这次分享下载抖音用户所有短视频方法,python爬虫批量抓取,无水印下载,期望和大家多多交流互相学习!
以获取用户链接方法
1、首先在抖音上随机挑选出一个小姐姐,用户主页右上角点上开,以获取分享链接
得到相似分享链接:在捏音,记录美好生活! https://v.douyin.com/eSN7g1c/
批量下载无水印视频
1.以获取用户抖音昵称,并创建同名文件夹放置视频
2.校验用户所有时间段是否公布过视频,校验数量为0则跳过,不为0则展开下载
3.下载并保存,数量和用户主页视频数量一致
4.检验一下,的确无水印,bingo!
python程序思路分享
1.根据用户页面分享的链接抽取url2.根据url去展开命令,通过停止使用重定向去以获取headers['location'],再从中提取sec_id
3.拼接该用户所有视频列表请求url,然后在下载保存即可。下面给出一个命令参数示例:params = {
'sec_uid' : 'MS4wLjABAAAAbtSlJK_BfUcuqyy8ypNouqEH7outUXePTYEcAIpY9rk', #每个用户相同 'count' : '200', #每次请求返回视频list中视频条数,不建议太大 'min_cursor' : '1612108800000',#用户视频已经开始时间,拎毫秒的时间撕 'max_cursor' : '1619251716404',#用户视频结束时间,拎毫秒时间撕 'aid' : '1128',#未明参数,可有可无 '_signature' : 'PtCNCgAAXljWCq93QOKsFT7QjR' #签名值,轻易从请求参数里面复制一个就能够一直用 }
关键代码:
1.提取互动链接中的url
string = input('粘贴互动链接:') shroturl = re.findall('[a-z]+://[S]+', string, re.I|re.M)[0]

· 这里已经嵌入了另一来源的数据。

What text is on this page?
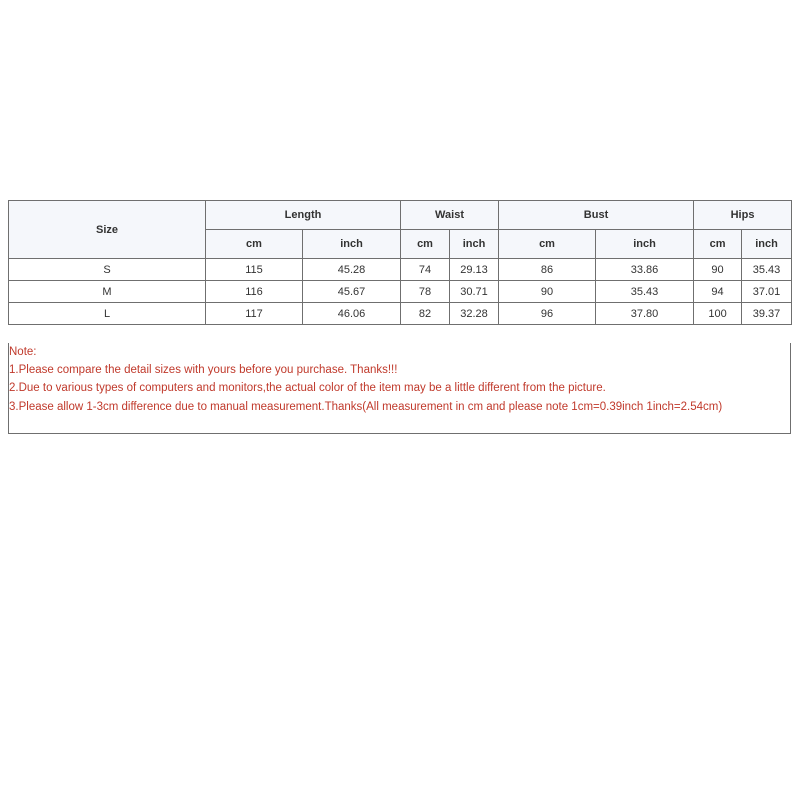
Size	Length		Waist		Bust		Hips	
	cm	inch	cm	inch	cm	inch	cm	inch
S	115	45.28	74	29.13	86	33.86	90	35.43
M	116	45.67	78	30.71	90	35.43	94	37.01
L	117	46.06	82	32.28	96	37.80	100	39.37

Note:

1.Please compare the detail sizes with yours before you purchase. Thanks!!!

2.Due to various types of computers and monitors,the actual color of the item may be a little different from the picture.

3.Please allow 1-3cm difference due to manual measurement.Thanks(All measurement in cm and please note 1cm=0.39inch 1inch=2.54cm)
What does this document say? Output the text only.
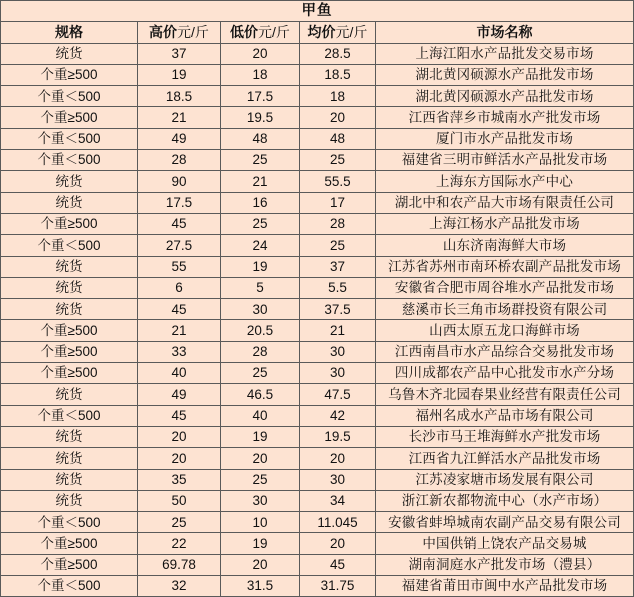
甲鱼				
规格	高价元/斤	低价元/斤	均价元/斤	市场名称
统货	37	20	28.5	上海江阳水产品批发交易市场
个重≥500	19	18	18.5	湖北黄冈硕源水产品批发市场
个重＜500	18.5	17.5	18	湖北黄冈硕源水产品批发市场
个重≥500	21	19.5	20	江西省萍乡市城南水产批发市场
个重＜500	49	48	48	厦门市水产品批发市场
个重＜500	28	25	25	福建省三明市鲜活水产品批发市场
统货	90	21	55.5	上海东方国际水产中心
统货	17.5	16	17	湖北中和农产品大市场有限责任公司
个重≥500	45	25	28	上海江杨水产品批发市场
个重＜500	27.5	24	25	山东济南海鲜大市场
统货	55	19	37	江苏省苏州市南环桥农副产品批发市场
统货	6	5	5.5	安徽省合肥市周谷堆水产品批发市场
统货	45	30	37.5	慈溪市长三角市场群投资有限公司
个重≥500	21	20.5	21	山西太原五龙口海鲜市场
个重≥500	33	28	30	江西南昌市水产品综合交易批发市场
个重≥500	40	25	30	四川成都农产品中心批发市水产分场
统货	49	46.5	47.5	乌鲁木齐北园春果业经营有限责任公司
个重＜500	45	40	42	福州名成水产品市场有限公司
统货	20	19	19.5	长沙市马王堆海鲜水产批发市场
统货	20	20	20	江西省九江鲜活水产品批发市场
统货	35	25	30	江苏凌家塘市场发展有限公司
统货	50	30	34	浙江新农都物流中心（水产市场）
个重＜500	25	10	11.045	安徽省蚌埠城南农副产品交易有限公司
个重≥500	22	19	20	中国供销上饶农产品交易城
个重≥500	69.78	20	45	湖南洞庭水产批发市场（澧县）
个重＜500	32	31.5	31.75	福建省莆田市闽中水产品批发市场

2.请求上述url,禁用重定向以获取location的value,在正则抽取出来sec_id
startpage = requests.get(url=shroturl, headers=headers, allow_redirects=False) location = startpage.headers['location'] sec_uid = re.findall('(?<=sec_uid=)[a-z,A-Z,0-9, _, -]+', location, re.M|re.I)[0]
3.堆叠命令用户信息url,以获取用户昵称,也可以以获取其他信息,这里只取昵称
getname = requests.get(url='https://www.iesdouyin.com/web/api/v2/user/info/?sec_uid={}'.format(sec_uid), headers=headers).text userinfo = json.loads(getname) name = userinfo['user_info']['nickname']
4.创建用户昵称同名文件夹,转换至该路径下
Path = name if os.path.exists(path=Path) == False: os.mkdir(path=Path) else: print('directory exist') os.chdir(path=Path)
5.视频时间戳生成,原本可以轻易采用一个大跨度的时间段,但是在测试中辨认出时间跨度太大的话,下载的视频数量会变少,多次测试后确定以1个月为间隔,年份从2018到2021,基本上也没有更早的视频了吧
year = ('2018','2019','2020','2021') month = ('01','02','03','04','05','06','07','08','09','10','11','12') timepool = [x+'-'+y+'-01 00:00:00' for x in year for y in month ] print(timepool) k = len(timepool) for i in range(k) : if i < k-1 : print('begintime='+timepool[i]) print('endtime='+timepool[i+1]) beginarray = time.strptime(timepool[i], "%Y-%m-%d %H:%M:%S") endarray = time.strptime(timepool[i+1], "%Y-%m-%d %H:%M:%S") t1 = int(time.mktime(beginarray) * 1000) t2 = int(time.mktime(endarray) * 1000) print(t1,t2)
6.至这里,params里面的参数都拿到了,直接堆叠视频列表url,把回到结果存入json中。
awemeurl = 'https://www.iesdouyin.com/web/api/v2/aweme/post/?' awemehtml = requests.get(url=awemeurl, params=params, headers=headers).text data = json.loads(awemehtml)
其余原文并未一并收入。